Once the victim is finally found, an all-business approach is taken to both the body identification and following autopsy. The compounding of jargon saps out all of the emotion and makes the proceedings very cold; even the chief's furious reaction when they discover the man had been buried alive is defeated by the continuation of official paperwork. It's certainly an interesting angle to take, and although it admittedly makes a long movie feel even longer, it raises questions concerning society's detachment with death and the way someone's life is filed away alongside an endless amount of documents.

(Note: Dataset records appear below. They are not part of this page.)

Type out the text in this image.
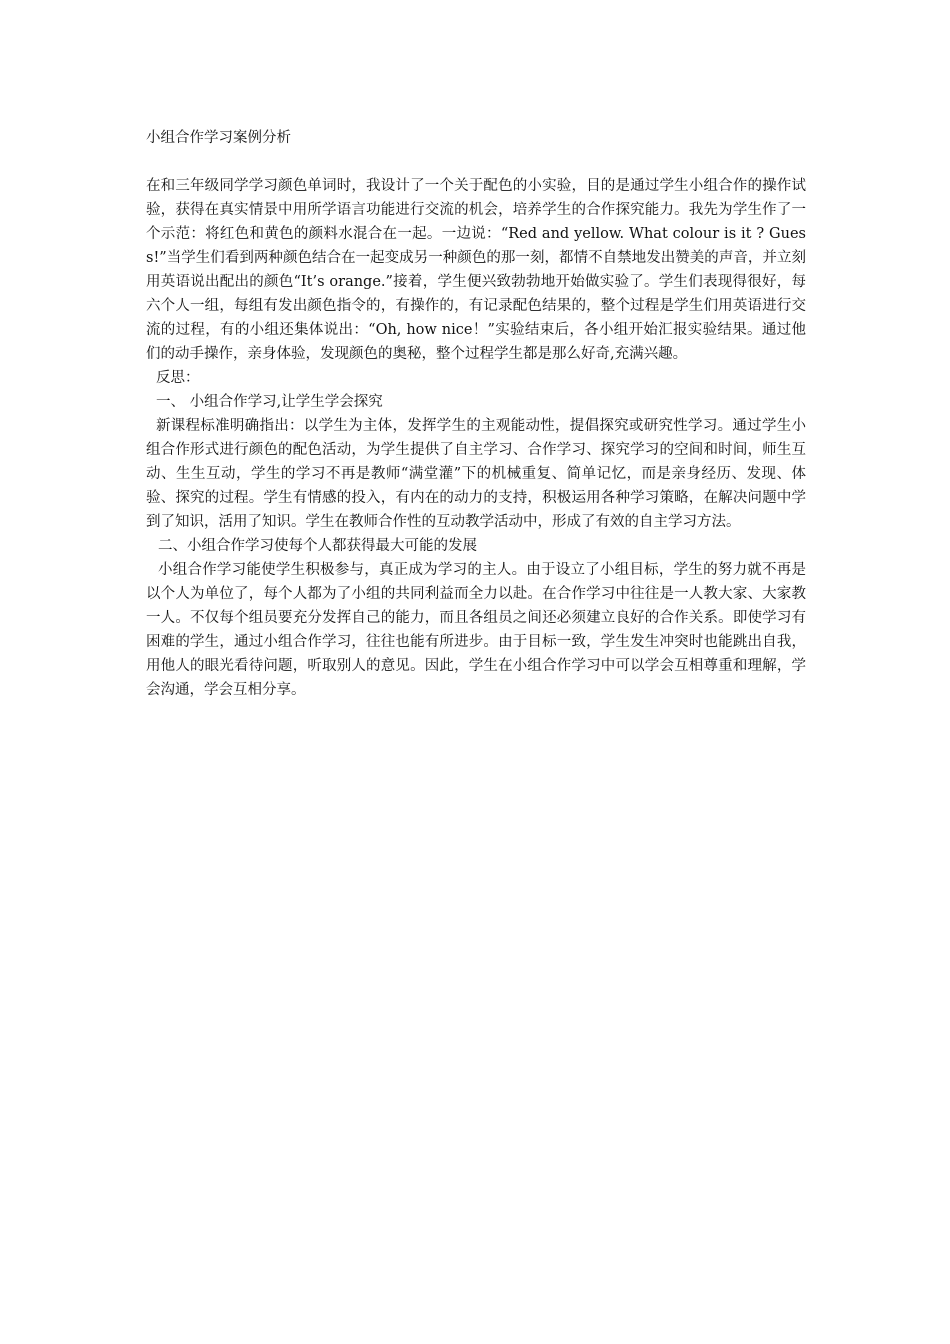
小组合作学习案例分析

在和三年级同学学习颜色单词时，我设计了一个关于配色的小实验，目的是通过学生小组合作的操作试验，获得在真实情景中用所学语言功能进行交流的机会，培养学生的合作探究能力。我先为学生作了一个示范：将红色和黄色的颜料水混合在一起。一边说：“Red and yellow. What colour is it ? Guess!”当学生们看到两种颜色结合在一起变成另一种颜色的那一刻，都情不自禁地发出赞美的声音，并立刻用英语说出配出的颜色“It’s orange.”接着，学生便兴致勃勃地开始做实验了。学生们表现得很好，每六个人一组，每组有发出颜色指令的，有操作的，有记录配色结果的，整个过程是学生们用英语进行交流的过程，有的小组还集体说出：“Oh, how nice！”实验结束后，各小组开始汇报实验结果。通过他们的动手操作，亲身体验，发现颜色的奥秘，整个过程学生都是那么好奇,充满兴趣。

反思：

一、 小组合作学习,让学生学会探究

新课程标准明确指出：以学生为主体，发挥学生的主观能动性，提倡探究或研究性学习。通过学生小组合作形式进行颜色的配色活动，为学生提供了自主学习、合作学习、探究学习的空间和时间，师生互动、生生互动，学生的学习不再是教师“满堂灌”下的机械重复、简单记忆，而是亲身经历、发现、体验、探究的过程。学生有情感的投入，有内在的动力的支持，积极运用各种学习策略，在解决问题中学到了知识，活用了知识。学生在教师合作性的互动教学活动中，形成了有效的自主学习方法。

二、小组合作学习使每个人都获得最大可能的发展

小组合作学习能使学生积极参与，真正成为学习的主人。由于设立了小组目标，学生的努力就不再是以个人为单位了，每个人都为了小组的共同利益而全力以赴。在合作学习中往往是一人教大家、大家教一人。不仅每个组员要充分发挥自己的能力，而且各组员之间还必须建立良好的合作关系。即使学习有困难的学生，通过小组合作学习，往往也能有所进步。由于目标一致，学生发生冲突时也能跳出自我，用他人的眼光看待问题，听取别人的意见。因此，学生在小组合作学习中可以学会互相尊重和理解，学会沟通，学会互相分享。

Winner of the Grand Prize of the Jury at the Cannes Film Festival, this Oscar-hopeful is an obvious attempt at a masterpiece by a masterful auteur. You can practically feel the exertion in every aspect of it, right down to the numbers on its timecode. Ceylan has reached a new level in his career with "Once Upon a Time in Anatolia" and we're more curious than ever to see where he goes next. As for whether it's really a masterpiece or not, we won't be so hasty to lay that kind of honor on it -- it definitely warrants another viewing if we're going to seriously consider it as such. That said, it's still without a doubt an exceptional movie that deserves all the plaudits it has received so far. [A]
This is a reprint of our review from the New York Film Festival.